Mike and Tony did a very good job of calculating what time we needed to leave back for the last of the bike CPs and finish, and, based on that calculation, we collected a couple more nearly-vertical score-o points and hustled back to the TA to change and get on our bikes. Angie was there for more photos and encouragement.




I’d packed my warmest riding tights and a long sleeve jersey, which ended up being the perfect choice, because I think it was in the 40s by then, and the wind was howling.


Our next task was to collect the last 4 of the bike CPs (circled in green) on our way to the final transition area, where we’d have the option of either finishing, or going back out for the last few orienteering (on foot) points on and around the ski area.


That was a hell of a ride back… if I had to take an educated guess, I’d say that the score-o transition area was probably the lowest point on course. We did a lot of climbing, and the headwind was relentless. Once we punched the three points in the area where we’d previously been during the canoe/orienteering stage, I put it in hammer mode. Tony’s stomach had turned on him a few hours earlier, so he was bonking. I paced the guys into the wind, then towed Tony the last few miles. We still passed several teams who were succumbing to the beatdown from the wind. Someone said something about hail. I never noticed.

We arrived back at the final transition area at 1:15pm. Looking at the map, the guys initially thought that we wouldn’t be able to go for any of the extra CPs (we had to finish by 2:00pm). However, another team who had already finished clued us in that one of the points was just a short hike halfway up and around the ski hill. We quickly grabbed our packs and turnt up the hustle…
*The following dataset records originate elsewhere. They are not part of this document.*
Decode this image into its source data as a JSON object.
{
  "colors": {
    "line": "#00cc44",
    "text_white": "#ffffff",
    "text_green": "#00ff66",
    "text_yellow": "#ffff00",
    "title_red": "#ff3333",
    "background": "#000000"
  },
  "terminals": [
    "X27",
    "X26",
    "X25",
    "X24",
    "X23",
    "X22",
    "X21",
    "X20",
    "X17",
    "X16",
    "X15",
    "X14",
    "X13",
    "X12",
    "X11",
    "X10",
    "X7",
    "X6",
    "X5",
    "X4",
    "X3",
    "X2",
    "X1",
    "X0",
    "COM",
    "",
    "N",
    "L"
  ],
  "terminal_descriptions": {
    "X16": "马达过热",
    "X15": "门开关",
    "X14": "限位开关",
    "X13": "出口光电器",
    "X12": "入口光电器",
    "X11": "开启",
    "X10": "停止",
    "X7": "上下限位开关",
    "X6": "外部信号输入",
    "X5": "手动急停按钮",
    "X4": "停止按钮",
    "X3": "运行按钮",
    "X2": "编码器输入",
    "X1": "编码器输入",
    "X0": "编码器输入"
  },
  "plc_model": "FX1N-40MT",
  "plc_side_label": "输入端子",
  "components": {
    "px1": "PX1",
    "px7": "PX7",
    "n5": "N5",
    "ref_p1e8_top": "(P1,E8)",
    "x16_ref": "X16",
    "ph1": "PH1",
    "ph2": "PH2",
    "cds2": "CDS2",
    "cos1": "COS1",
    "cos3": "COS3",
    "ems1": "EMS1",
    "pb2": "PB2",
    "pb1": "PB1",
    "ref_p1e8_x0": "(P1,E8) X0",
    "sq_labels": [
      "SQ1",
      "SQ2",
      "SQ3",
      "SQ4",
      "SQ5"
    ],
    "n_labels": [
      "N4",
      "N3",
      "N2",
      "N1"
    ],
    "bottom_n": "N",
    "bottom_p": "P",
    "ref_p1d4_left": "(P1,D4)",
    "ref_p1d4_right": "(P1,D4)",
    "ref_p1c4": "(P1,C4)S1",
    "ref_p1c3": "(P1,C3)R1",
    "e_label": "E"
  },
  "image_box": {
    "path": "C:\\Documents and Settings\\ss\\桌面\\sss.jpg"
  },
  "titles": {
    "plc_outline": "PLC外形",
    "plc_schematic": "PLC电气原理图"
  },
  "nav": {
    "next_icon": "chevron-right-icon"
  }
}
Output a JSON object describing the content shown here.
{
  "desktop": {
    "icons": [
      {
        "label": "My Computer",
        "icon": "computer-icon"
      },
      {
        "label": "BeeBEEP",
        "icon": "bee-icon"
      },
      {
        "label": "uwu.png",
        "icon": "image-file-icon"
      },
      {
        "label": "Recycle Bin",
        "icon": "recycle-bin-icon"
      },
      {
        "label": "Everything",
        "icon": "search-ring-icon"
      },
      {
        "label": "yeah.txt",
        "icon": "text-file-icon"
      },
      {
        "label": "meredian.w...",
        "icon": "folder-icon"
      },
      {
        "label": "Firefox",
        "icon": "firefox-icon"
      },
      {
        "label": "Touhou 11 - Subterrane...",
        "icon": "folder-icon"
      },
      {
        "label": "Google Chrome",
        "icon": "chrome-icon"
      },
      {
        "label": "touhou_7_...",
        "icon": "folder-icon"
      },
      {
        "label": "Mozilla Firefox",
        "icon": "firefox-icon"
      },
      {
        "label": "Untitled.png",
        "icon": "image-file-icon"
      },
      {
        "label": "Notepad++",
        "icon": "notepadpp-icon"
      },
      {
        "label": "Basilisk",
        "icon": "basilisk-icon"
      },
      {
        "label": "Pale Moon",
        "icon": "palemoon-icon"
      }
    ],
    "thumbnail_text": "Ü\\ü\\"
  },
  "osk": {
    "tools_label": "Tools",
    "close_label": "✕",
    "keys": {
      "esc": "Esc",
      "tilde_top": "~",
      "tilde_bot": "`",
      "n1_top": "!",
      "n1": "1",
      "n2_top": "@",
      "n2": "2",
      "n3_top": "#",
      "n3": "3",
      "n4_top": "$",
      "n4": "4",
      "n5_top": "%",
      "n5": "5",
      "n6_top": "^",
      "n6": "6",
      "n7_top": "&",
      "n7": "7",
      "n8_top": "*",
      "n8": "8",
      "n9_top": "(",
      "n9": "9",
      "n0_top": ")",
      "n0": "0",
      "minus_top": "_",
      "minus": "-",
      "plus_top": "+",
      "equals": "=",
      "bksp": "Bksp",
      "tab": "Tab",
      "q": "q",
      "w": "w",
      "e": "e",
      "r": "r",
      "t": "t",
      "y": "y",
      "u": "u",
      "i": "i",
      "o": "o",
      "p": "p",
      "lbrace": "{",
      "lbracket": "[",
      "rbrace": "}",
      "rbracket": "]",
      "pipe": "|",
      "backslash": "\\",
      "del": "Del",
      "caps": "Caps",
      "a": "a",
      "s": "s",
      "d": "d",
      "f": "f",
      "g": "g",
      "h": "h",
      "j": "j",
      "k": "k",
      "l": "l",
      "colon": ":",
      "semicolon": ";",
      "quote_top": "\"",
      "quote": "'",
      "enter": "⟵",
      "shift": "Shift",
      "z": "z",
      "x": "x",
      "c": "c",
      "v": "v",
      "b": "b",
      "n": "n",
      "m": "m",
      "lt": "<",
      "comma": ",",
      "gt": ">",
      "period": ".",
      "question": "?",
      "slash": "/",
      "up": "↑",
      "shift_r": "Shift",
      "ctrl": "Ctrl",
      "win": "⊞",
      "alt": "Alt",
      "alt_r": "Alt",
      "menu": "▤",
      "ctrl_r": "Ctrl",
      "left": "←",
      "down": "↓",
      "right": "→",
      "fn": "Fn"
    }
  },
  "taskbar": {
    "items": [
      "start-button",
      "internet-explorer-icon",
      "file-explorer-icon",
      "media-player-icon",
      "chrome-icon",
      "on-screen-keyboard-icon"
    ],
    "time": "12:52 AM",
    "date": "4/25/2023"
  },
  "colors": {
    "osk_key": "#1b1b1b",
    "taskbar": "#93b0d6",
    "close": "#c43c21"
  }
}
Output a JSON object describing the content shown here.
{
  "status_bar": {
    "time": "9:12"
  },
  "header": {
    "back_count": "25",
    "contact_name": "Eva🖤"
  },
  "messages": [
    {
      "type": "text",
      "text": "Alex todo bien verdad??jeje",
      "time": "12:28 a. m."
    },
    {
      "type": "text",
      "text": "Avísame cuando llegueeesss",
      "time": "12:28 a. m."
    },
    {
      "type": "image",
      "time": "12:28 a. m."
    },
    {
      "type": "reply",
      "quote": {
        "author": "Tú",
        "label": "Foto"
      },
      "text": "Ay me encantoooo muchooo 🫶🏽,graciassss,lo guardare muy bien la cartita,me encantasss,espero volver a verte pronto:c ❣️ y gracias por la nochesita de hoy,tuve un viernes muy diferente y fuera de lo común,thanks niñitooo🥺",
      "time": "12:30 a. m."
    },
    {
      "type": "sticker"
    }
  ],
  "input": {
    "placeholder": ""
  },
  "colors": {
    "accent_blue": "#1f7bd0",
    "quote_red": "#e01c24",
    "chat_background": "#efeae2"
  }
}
If you scroll all the way back up to the first zoomed-in map, you’ll see the point that I labeled as “final” (as well as the couple of others with red x’s that we didn’t have time to go for). We hiked up, punched it, then ran back down and hit the finish line at 1:40pm. We totaled 39 of 46 available checkpoints. Only three teams out of the 60 in attendance were able to clear the entire course. The effort landed us in 13th place in the coed team division and 15th out of all of the teams at the race (two masters teams finished ahead of us).


Super solid work.

It was an awesome experience. Mike and Tony have this stuff nailed down… all I had to do was show up, do what I knew how to do, and listen to their direction for whatever I didn’t. Angie was an amazing support person as well. The highlight of the weekend was saying something in passing to her about pizza as we were hustling out to get the last checkpoint, and, once we were back, finished, and laying around not quite knowing what to do next, she walked in with two gigantic pizzas. I could have cried, but I was too busy stuffing my face with pizza.

Fun blog fact- a 30 hour adventure race yields a 4 hour marathon of blog reporting.

Also, based on my rough memory and trash count, I ate 8 packs of Gu Chomps, 3 Roctane Gels, 6 Salted Watermelon Gels, 1 Salted Caramel Gel, a bottle of double strength blueberry pomegranate Brew, 3 Pro Bars, 2 Snickers bars, 1 peanut butter sandwich, 1 Clif Bar, 2 Clif Turbo Shot Gels (100mg caffeine boost!), half a bag of honey mustard & onion pretzel bits, three cups of hot chocolate, and 5 mini Reece’s PB Cups.